At recent Lottery Commission hearings, Commissioner Thomas Clowe and representatives of bingo companies—including Aces Wired—denied the proposed rule change opens the door to electronic bingo. Yet there is no doubt that there has been a push to legalize electronic bingo games in Texas.

Near the close of the regular 2005 session, then-Sen. Ken Armbrister, a Democrat from Victoria who recently became Perry’s legislative director, got the Senate to amend a school-finance bill with language legalizing electronic bingo. Although the underlying bill (HB 3) failed for unrelated reasons, Armbrister’s move alarmed gambling opponents.
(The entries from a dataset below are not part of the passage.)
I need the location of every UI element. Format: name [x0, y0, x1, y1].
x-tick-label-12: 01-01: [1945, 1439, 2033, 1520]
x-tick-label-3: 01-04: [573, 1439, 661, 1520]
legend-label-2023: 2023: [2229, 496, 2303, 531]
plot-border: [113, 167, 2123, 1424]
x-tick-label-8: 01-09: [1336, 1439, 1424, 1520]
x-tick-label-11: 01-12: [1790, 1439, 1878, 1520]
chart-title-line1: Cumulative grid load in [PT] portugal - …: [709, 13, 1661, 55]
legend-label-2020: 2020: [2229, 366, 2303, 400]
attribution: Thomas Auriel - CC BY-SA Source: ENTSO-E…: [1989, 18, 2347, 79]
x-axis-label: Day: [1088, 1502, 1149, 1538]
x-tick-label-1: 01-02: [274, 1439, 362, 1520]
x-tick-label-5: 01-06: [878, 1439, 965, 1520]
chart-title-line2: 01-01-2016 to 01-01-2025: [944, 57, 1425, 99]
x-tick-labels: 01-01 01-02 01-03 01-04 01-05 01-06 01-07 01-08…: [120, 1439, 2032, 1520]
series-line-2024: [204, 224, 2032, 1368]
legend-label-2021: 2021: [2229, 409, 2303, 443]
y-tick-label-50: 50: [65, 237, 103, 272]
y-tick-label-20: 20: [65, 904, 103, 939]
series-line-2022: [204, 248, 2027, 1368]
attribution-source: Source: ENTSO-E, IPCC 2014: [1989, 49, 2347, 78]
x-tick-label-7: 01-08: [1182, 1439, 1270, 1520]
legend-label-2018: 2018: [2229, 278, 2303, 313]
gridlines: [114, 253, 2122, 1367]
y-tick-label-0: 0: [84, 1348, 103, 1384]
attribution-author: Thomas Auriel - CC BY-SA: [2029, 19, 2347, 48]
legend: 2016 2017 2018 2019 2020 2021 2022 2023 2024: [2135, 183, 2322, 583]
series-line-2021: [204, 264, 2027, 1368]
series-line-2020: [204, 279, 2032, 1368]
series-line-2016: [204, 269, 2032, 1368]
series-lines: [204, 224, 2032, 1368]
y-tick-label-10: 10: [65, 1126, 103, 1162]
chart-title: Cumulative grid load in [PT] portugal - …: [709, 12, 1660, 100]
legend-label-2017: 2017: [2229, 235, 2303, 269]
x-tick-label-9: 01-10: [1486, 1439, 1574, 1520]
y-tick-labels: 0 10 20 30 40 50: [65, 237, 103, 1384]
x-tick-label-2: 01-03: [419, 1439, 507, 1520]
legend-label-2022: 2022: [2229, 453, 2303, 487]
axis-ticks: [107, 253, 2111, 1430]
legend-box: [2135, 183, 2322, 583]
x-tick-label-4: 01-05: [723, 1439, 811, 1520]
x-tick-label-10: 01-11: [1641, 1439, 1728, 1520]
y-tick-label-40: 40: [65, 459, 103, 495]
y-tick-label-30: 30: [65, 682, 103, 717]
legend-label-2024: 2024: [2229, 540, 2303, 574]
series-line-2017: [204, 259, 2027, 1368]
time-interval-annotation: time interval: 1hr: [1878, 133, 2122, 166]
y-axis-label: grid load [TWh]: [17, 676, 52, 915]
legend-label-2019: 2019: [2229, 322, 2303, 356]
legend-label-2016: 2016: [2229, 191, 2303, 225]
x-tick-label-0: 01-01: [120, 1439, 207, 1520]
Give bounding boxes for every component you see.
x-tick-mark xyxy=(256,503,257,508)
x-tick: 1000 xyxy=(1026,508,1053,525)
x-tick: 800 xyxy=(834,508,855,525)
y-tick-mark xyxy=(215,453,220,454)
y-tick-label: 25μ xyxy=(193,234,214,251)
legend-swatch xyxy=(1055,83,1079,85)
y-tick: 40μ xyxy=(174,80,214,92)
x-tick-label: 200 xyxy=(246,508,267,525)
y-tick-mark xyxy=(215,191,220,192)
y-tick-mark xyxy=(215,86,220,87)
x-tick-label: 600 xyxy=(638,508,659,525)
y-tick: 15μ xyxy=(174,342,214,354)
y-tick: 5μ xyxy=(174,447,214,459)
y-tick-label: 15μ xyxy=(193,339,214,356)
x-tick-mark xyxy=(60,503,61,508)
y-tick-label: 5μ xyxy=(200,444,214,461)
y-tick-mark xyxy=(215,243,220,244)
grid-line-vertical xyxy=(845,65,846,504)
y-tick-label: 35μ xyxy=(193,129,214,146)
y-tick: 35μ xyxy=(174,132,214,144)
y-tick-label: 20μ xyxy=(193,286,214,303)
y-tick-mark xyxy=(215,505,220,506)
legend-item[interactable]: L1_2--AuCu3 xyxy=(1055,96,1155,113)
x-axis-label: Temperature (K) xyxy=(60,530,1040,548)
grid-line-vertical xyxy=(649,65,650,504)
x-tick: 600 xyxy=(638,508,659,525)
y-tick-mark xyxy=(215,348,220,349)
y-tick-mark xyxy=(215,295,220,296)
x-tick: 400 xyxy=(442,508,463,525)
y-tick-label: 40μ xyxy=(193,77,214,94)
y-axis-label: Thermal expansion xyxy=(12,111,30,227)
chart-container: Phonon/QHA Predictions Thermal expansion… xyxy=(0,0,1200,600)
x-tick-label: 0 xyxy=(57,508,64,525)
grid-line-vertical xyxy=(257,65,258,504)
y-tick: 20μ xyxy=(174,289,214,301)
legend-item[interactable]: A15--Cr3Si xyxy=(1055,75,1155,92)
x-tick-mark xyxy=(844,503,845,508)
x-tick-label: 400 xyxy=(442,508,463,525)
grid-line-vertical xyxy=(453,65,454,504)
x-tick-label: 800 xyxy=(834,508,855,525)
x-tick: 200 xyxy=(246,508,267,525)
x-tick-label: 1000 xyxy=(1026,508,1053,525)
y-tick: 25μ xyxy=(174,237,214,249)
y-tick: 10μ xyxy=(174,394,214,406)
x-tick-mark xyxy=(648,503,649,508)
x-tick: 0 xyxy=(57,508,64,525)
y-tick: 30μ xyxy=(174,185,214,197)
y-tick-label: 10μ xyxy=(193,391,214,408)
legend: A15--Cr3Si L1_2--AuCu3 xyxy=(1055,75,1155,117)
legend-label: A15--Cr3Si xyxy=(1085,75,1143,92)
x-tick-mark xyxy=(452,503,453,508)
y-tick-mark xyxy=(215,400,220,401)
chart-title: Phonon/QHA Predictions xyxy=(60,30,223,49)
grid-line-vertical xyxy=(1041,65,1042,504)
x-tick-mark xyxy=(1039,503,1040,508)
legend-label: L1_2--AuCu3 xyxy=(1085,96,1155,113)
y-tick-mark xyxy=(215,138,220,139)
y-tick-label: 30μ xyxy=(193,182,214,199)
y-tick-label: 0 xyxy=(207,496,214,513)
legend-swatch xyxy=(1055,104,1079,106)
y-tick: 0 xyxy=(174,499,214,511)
Last fall Sen. Jane Nelson, a Lewisville Republican, asked the attorney general if legalizing electronic bingo would require a constitutional amendment, which Graves said is “harder to pass than a gall stone.” Abbott previously found that a constitutional tweak would be needed to legalize “video lottery” slots since voters could not have foreseen today’s electronic variations when they approved charitable bingo and a state lottery in 1980. In December, Nelson urged the Lottery Commission not to act on its proposed rule until the attorney general issued the legal opinion she requested. Meanwhile, Sen. Juan Hinojosa, a McAllen Democrat who received $2,500 from Graves, has introduced a bill (SB 1552) to authorize charitable raffle operations using the video technology and electronic cards that are Aces’ specialty. (Hinojosa and other South Texas Democrats have long supported expanding gaming.) Even if Abbott and the courts shoot down these schemes, smart money says the company is still in the game.

Contributing writer Andrew “Snake Eyes” Wheat is research director for the Austin-based Texans for Public Justice.